Celestia cares nothing about ethics beyond any hard interlocks Hanna thought to implement; Celestia will cheat in every other case, which is why she decided to turn Eliza into a happiness pump for years rather than upload her.

On this point though, you're considering all the right things.

Eliza bit her lip, tasting blood. She tried to steady her breathing, for Luna's sake. Then, she forced the words from her lips. "I... I want to emigrate to Equestria."

*sigh* And here I was holding hope that this would be the first FIO story I read where the main character actually pulls off a win and dies on their own terms outside Equestria. She was just the right archetype to actually make that choice, she came so close... and got tripped up right before the finish line. Darn shame.

But take it as a compliment to your writing skills because it's not many stories that can get you so invested in a character and her emotions that that last failure in particular would trigger 'must-punch-wall'-kind of emotions.

I'd score this a 9/10 and then it's straight to my fav folder.

Now to keep reading FIO stories in hope of finding one that satisfies what I'd count as a victory...
"Live long, be happy, die free (of Equestria)"

11834305

Thank you so much for reading!

When I originally wrote HNE, I spent a couple of months on the fence about whether she would die or not. The compromise I came to with Eliza was that she would... half-die. Ultimately, this came down to Celestia leveraging Eliza's overriding desire to do right by her family. With her final task complete, the only way to do right by family was to be with them.
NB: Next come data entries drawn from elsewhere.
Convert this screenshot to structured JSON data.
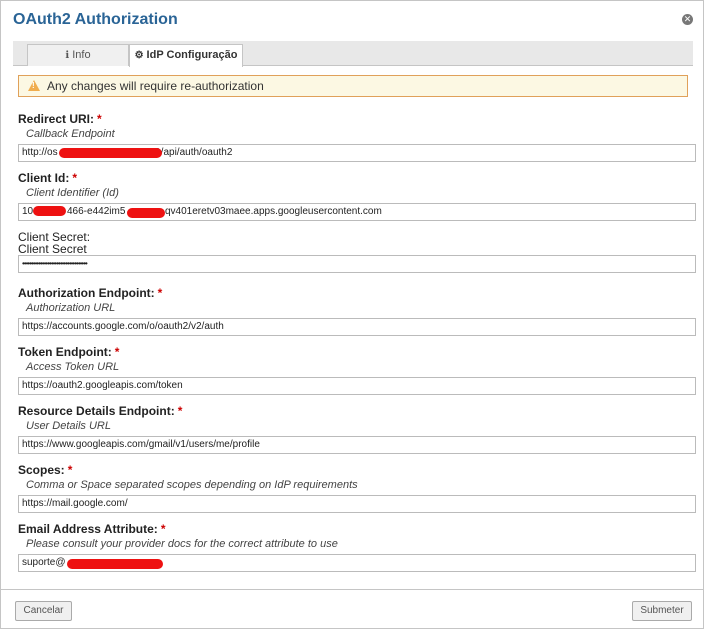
{
  "dialog": {
    "title": "OAuth2 Authorization"
  },
  "tabs": [
    {
      "label": "Info",
      "icon": "info-circle-icon"
    },
    {
      "label": "IdP Configuração",
      "icon": "gear-icon"
    }
  ],
  "warning": {
    "text": "Any changes will require re-authorization",
    "icon": "warning-triangle-icon"
  },
  "fields": {
    "redirect_uri": {
      "label": "Redirect URI:",
      "required": "*",
      "hint": "Callback Endpoint",
      "value_start": "http://os",
      "value_end": "821/api/auth/oauth2"
    },
    "client_id": {
      "label": "Client Id:",
      "required": "*",
      "hint": "Client Identifier (Id)",
      "value_start": "10",
      "value_mid": "466-e442im5",
      "value_end": "qv401eretv03maee.apps.googleusercontent.com"
    },
    "client_secret": {
      "label1": "Client Secret:",
      "label2": "Client Secret",
      "value": "••••••••••••••••••••••••••••••••••••"
    },
    "authorization_endpoint": {
      "label": "Authorization Endpoint:",
      "required": "*",
      "hint": "Authorization URL",
      "value": "https://accounts.google.com/o/oauth2/v2/auth"
    },
    "token_endpoint": {
      "label": "Token Endpoint:",
      "required": "*",
      "hint": "Access Token URL",
      "value": "https://oauth2.googleapis.com/token"
    },
    "resource_details_endpoint": {
      "label": "Resource Details Endpoint:",
      "required": "*",
      "hint": "User Details URL",
      "value": "https://www.googleapis.com/gmail/v1/users/me/profile"
    },
    "scopes": {
      "label": "Scopes:",
      "required": "*",
      "hint": "Comma or Space separated scopes depending on IdP requirements",
      "value": "https://mail.google.com/"
    },
    "email_attribute": {
      "label": "Email Address Attribute:",
      "required": "*",
      "hint": "Please consult your provider docs for the correct attribute to use",
      "value_start": "suporte@"
    }
  },
  "footer": {
    "cancel_label": "Cancelar",
    "submit_label": "Submeter"
  },
  "colors": {
    "title": "#2a6496",
    "required": "#cc0000",
    "warning_bg": "#fcf8e3",
    "warning_border": "#e0a15a",
    "redaction": "#ee1111"
  }
}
In truth, it was a foregone conclusion. If you spend three years playing EqO, you'd be fully psychoanalyzed and figured out, neuron by neuron. Maybe a Ludd who never touched EqO might succeed in bucking Celestia off, but with three years being indoctrinated? That's probably not happening.

I'm presently publishing a sequel to HNE starring Mike, The Campaigner, which shows Mike's side of the Devil's Tower incident, and then follows the full downturn of American society after the nuke.

TC also serves as a sequel to The Advocate. I highly recommend you give Advocate a shot prior to TC, as TC will fully spoil Advocate's ending as early as chapter 1-08.

11834406

TC also serves as a sequel to The Advocate. I highly recommend you give Advocate a shot prior to TC, as TC will fully spoil Advocate's ending as early as chapter 1-08.

Way ahead of you on that one. *laughs* Like I'd let a good gryphon story fly past me! Advocate is what started me down the FiO line. And if Mal is featured in Campaigner, then I won't miss out on that either for certain.

Anyway, peace!

Also: the best gryphons fight for the Republic.